Educare al digitale per proteggere i più giovani, costruire consapevolezza e prevenire fragilità sempre più diffuse. È anche questo il senso della partecipazione della Fondazione IFEL Campania al Villaggio Benessere in corso oggi e domani presso la Caserma "Magrone" di Maddaloni, in provincia di Caserta, un’iniziativa che mette insieme istituzioni civili, sanitarie e militari attorno a un obiettivo comune: il benessere dei ragazzi.
All’interno di un programma articolato che comprende educazione alimentare, military fitness, attività equestri per i più giovani e percorsi di promozione della salute, IFEL Campania ha portato il proprio contributo sul tema del benessere digitale, al centro del progetto formativo DIGIT, promosso insieme all’Autorità Garante per l’Infanzia e l’Adolescenza della Regione Campania e all’Esercito - Comando Logistico Scuola di Commissariato di Maddaloni, per accompagnare bambini e adolescenti verso un uso più consapevole delle tecnologie.
La sfida educativa è tanto urgente quanto complessa. Crescono infatti tra i giovani fenomeni di ansia, depressione, isolamento e autolesionismo, mentre il rapporto costante con schermi e social network modifica profondamente tempi, relazioni e percezione della realtà. I cosiddetti “nativi digitali”, pur immersi nella tecnologia, non sempre possiedono strumenti cognitivi ed emotivi adeguati per orientarsi in un ecosistema digitale fatto di opportunità ma anche di rischi: dipendenza, disinformazione, esposizione impropria dei dati personali, confusione tra reale e virtuale.
A questa vulnerabilità si accompagna spesso quella degli adulti: tre famiglie su quattro dichiarano di non sentirsi pienamente sicure nel guidare i figli nell’uso della tecnologia.
È proprio qui che si inserisce il valore del progetto DIGIT, che punta a trasformare il digitale da fattore di rischio a strumento di crescita e cittadinanza consapevole. I percorsi formativi mostrano risultati concreti: le competenze digitali migliorano sensibilmente, cresce la capacità di riconoscere rischi online, aumentano consapevolezza e senso critico nell’uso delle piattaforme digitali e si rafforza anche il coinvolgimento delle famiglie nei percorsi educativi.

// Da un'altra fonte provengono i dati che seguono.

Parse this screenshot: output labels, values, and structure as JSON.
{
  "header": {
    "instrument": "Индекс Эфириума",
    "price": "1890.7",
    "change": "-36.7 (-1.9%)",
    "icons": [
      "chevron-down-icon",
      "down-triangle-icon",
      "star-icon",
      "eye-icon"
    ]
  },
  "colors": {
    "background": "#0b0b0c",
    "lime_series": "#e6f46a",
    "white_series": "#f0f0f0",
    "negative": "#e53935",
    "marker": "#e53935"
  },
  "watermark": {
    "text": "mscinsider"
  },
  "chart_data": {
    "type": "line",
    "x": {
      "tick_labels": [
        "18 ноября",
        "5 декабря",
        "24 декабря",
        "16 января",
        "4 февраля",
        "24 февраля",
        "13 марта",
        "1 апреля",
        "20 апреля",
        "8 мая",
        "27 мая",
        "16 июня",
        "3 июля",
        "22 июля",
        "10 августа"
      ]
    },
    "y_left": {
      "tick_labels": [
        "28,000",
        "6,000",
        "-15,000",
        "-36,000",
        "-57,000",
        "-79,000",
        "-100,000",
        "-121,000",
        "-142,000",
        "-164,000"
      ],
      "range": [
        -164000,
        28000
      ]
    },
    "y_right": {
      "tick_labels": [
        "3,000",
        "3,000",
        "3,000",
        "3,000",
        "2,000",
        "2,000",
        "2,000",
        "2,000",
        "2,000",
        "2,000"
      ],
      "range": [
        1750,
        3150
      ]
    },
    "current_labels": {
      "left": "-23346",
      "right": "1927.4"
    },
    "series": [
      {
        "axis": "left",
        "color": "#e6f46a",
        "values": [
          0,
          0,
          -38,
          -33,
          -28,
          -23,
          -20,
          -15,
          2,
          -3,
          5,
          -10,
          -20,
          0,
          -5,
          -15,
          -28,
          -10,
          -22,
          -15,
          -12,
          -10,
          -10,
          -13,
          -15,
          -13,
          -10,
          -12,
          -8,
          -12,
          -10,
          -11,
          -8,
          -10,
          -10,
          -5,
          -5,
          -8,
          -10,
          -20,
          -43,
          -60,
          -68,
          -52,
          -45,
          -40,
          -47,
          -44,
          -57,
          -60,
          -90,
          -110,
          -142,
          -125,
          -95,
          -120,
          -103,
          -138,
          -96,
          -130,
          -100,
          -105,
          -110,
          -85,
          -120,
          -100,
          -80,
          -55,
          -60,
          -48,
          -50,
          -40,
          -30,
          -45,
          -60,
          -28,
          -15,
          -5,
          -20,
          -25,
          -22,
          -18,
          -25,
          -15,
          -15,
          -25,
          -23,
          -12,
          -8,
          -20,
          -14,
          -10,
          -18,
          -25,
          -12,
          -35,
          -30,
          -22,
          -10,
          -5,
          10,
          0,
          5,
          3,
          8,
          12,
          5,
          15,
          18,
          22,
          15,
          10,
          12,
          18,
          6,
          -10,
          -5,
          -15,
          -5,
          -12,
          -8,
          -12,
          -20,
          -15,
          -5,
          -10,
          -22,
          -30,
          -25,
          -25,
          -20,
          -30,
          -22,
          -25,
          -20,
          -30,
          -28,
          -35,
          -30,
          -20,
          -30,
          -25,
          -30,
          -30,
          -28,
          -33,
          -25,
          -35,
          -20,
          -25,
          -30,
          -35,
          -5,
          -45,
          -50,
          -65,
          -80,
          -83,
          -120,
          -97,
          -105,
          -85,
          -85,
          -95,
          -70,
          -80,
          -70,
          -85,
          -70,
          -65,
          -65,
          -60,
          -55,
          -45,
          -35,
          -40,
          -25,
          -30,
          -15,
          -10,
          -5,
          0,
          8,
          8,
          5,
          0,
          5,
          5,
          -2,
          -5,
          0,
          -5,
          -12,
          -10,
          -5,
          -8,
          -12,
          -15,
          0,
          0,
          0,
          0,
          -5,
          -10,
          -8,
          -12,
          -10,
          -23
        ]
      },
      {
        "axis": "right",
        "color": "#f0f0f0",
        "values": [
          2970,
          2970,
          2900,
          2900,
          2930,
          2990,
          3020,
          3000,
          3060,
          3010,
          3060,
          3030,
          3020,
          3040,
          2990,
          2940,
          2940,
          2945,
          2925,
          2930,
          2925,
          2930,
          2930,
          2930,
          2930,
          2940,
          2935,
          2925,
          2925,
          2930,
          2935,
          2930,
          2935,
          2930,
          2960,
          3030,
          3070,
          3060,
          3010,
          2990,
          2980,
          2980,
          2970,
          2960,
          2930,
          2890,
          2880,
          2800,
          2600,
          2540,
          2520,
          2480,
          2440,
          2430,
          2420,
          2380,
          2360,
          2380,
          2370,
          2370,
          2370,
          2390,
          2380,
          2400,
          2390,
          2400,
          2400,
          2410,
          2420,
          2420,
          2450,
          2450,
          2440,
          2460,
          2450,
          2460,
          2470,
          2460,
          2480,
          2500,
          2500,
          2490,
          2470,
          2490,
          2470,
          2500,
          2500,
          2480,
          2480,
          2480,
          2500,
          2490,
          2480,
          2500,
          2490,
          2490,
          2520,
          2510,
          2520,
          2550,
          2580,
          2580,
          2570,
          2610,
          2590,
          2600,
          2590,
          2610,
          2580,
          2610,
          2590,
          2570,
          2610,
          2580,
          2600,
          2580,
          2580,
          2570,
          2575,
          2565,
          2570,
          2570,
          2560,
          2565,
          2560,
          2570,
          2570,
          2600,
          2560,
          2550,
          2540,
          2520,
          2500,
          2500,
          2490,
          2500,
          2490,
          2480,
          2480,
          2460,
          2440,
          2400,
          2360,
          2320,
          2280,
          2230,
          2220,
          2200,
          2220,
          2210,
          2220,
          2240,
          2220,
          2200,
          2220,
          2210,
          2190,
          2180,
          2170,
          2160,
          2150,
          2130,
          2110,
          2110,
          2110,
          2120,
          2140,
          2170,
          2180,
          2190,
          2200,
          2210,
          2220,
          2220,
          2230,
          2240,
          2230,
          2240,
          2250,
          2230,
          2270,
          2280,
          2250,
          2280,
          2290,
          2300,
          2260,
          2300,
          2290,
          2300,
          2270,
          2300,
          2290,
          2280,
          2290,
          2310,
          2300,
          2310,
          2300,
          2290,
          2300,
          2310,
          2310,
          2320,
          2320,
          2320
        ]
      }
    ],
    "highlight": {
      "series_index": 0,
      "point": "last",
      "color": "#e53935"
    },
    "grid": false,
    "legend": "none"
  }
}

«Educare al digitale oggi significa educare alla libertà e alla responsabilità», ha dichiarato Annapaola Voto, Direttore Generale di IFEL Campania. «Non possiamo limitarci a considerare i ragazzi competenti solo perché utilizzano smartphone e piattaforme fin da piccoli. Servono strumenti culturali, spirito critico e capacità di riconoscere rischi e opportunità. Il nostro impegno, attraverso il progetto DIGIT, è costruire insieme alle istituzioni, alla scuola e alle famiglie una vera cultura del benessere digitale, perché il digitale sia un alleato della crescita e non un fattore di fragilità».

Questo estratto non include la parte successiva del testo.